When Anton O’Neill returns home after five years at sea, he finds that 1970’s Ireland is a radically different place to the one he left behind. Northern Ireland is in flames, and civil unrest has spilled south of the border to his beloved home in County Cavan. Blinded by hatred and misguided patriotism, Anton is led into an illicit world of violence and is forced to choose between his family and his country. Hunted and on the run, he is drawn into a battle of wills with the law and his former accomplices, ending in a showdown in which he must risk everything to protect the woman he loves.
Graham Cantwell’s debut feature film Anton was nominated for 3 IFTAs at the Irish Film and Television Academy Awards in 2010. The film was picked up for distribution at the Cannes Film Festival and has sold to over 40 territories worldwide. It had a three week domestic theatrical release and hit the Top 10 in DVD sales charts at Christmas on its release in Ireland.

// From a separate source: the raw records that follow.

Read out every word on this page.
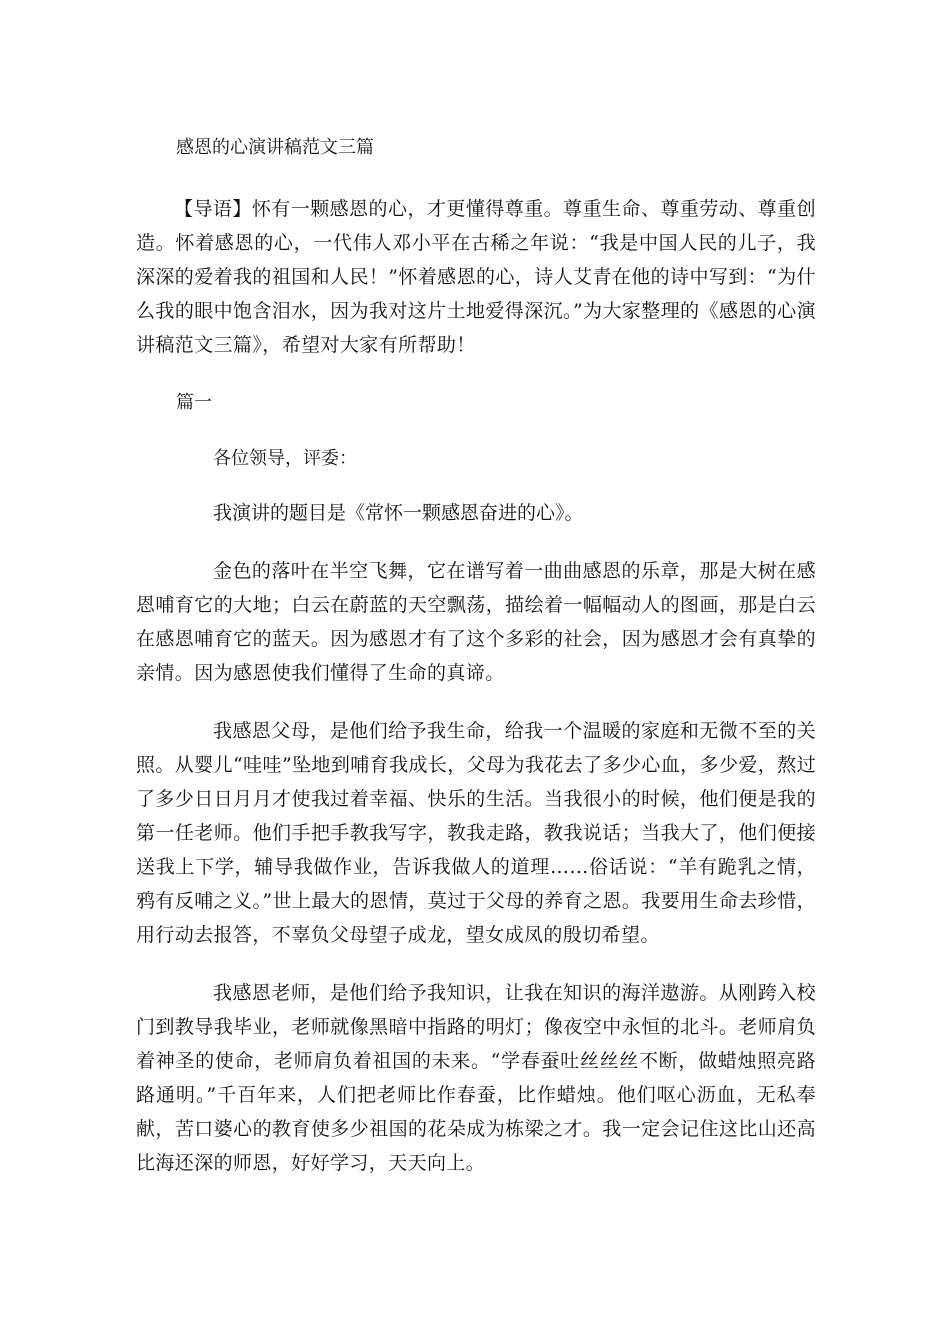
感恩的心演讲稿范文三篇

【导语】怀有一颗感恩的心，才更懂得尊重。尊重生命、尊重劳动、尊重创造。怀着感恩的心，一代伟人邓小平在古稀之年说：“我是中国人民的儿子，我深深的爱着我的祖国和人民！”怀着感恩的心，诗人艾青在他的诗中写到：“为什么我的眼中饱含泪水，因为我对这片土地爱得深沉。”为大家整理的《感恩的心演讲稿范文三篇》，希望对大家有所帮助！

篇一
各位领导，评委：
我演讲的题目是《常怀一颗感恩奋进的心》。

金色的落叶在半空飞舞，它在谱写着一曲曲感恩的乐章，那是大树在感恩哺育它的大地；白云在蔚蓝的天空飘荡，描绘着一幅幅动人的图画，那是白云在感恩哺育它的蓝天。因为感恩才有了这个多彩的社会，因为感恩才会有真挚的亲情。因为感恩使我们懂得了生命的真谛。

我感恩父母，是他们给予我生命，给我一个温暖的家庭和无微不至的关照。从婴儿“哇哇”坠地到哺育我成长，父母为我花去了多少心血，多少爱，熬过了多少日日月月才使我过着幸福、快乐的生活。当我很小的时候，他们便是我的第一任老师。他们手把手教我写字，教我走路，教我说话；当我大了，他们便接送我上下学，辅导我做作业，告诉我做人的道理……俗话说：“羊有跪乳之情，鸦有反哺之义。”世上最大的恩情，莫过于父母的养育之恩。我要用生命去珍惜，用行动去报答，不辜负父母望子成龙，望女成凤的殷切希望。

我感恩老师，是他们给予我知识，让我在知识的海洋遨游。从刚跨入校门到教导我毕业，老师就像黑暗中指路的明灯；像夜空中永恒的北斗。老师肩负着神圣的使命，老师肩负着祖国的未来。“学春蚕吐丝丝丝不断，做蜡烛照亮路路通明。”千百年来，人们把老师比作春蚕，比作蜡烛。他们呕心沥血，无私奉献，苦口婆心的教育使多少祖国的花朵成为栋梁之才。我一定会记住这比山还高比海还深的师恩，好好学习，天天向上。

Beautifully directed by Graham Cantwell. Impressive cinematography and a heartbreaking score.
– The Dubliner
A very accomplished first feature, powerful, smart and impressive, beautifully shot.
A confident debut feature, commendably unpredictable. Captures a festering atmosphere of bigotry and misguided patriotism.
– The Irish Times
The film’s period setting is impeccable, from the flared trousers to the grainy cinematography, while the performances are stand-out. In its swooping, scenic shots, action scenes and use of soundtrack Anton reveals true talent in the form of director Graham Cantwell.
Well paced and moodily shot, believably recreates the paranoid atmosphere of the borders in the 1970s. One of the better troubles films to date.
– The Independant
A powerful thriller made with originality and gusto. A sterling cast.
– Irish Examiner
A call to arms to the indigenous Irish film industry. Vivid cinematography and strong performances make for a compelling drama.
– TV Now
An impressive debut with stirring performances.
– The Sunday Times
Director Graham Cantwell rarely lets the tension ease, building the drama to a fine and satisfying conclusion.
– Boston Irish Film Festival
A slick and pacy thriller.
A slick, gripping and thought-provoking thriller, sure to inspire Irish film-makers for years to come.